NTT Tolak Setya Novanto Jadi Kandidat Ketua Umum Golkar

Setya Novanto
Sumber :
  • Syaefullah/ VIVA.co.id

VIVA.co.id – Mantan Ketua DPR RI, Setya Novanto dipastikan lolos sebagai kandidat calon Ketua Umum Partai Golkar, yang akan bertarung dalam Musyawarah Nasional Luar Biasa (Munaslub) 15-17 Mei di Bali. Majunya, Novanto sebagai kandidat calon Ketua Umum partai Golkar mendapat tentangan dari barisan pemuda dan mahasiswa Nusa Tenggara Timur (NTT) Peduli Golkar.

Novanto dianggap sebagai sosok yang bermasalah dan tidak layak memimpin Golkar.

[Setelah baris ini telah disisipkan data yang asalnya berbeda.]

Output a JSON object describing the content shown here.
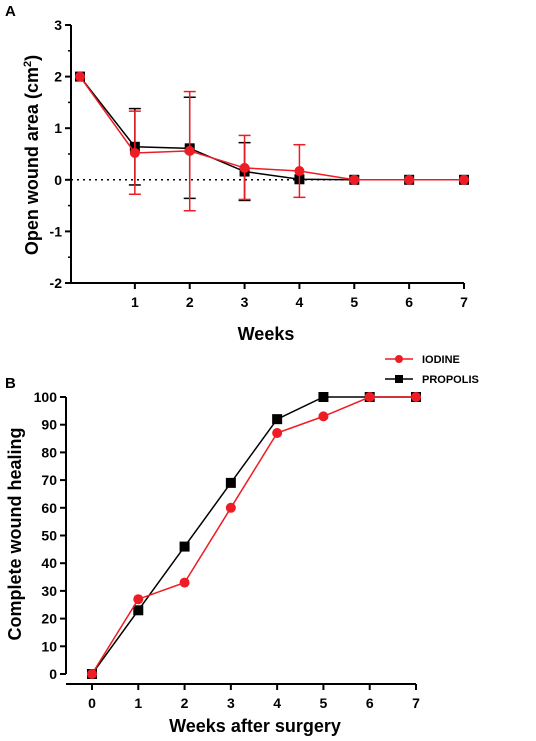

"Keterlibatan (mantan) Ketua DPR RI, Setya Novanto dalam skandal PT Freeport, tidak hanya menyeret citra institusi DPR melainkan juga reputasi dan preseden negatif terhadap Partai Golkar yang merupakan salah satu pilar demokrasi dalam sejarah bangsa ini," kata  Ketua Barisan Pemuda dan Mahasiswa NTT Peduli Golkar, Guche Montero di kawasan Cikini Jakarta, Minggu 8 Mei 2016.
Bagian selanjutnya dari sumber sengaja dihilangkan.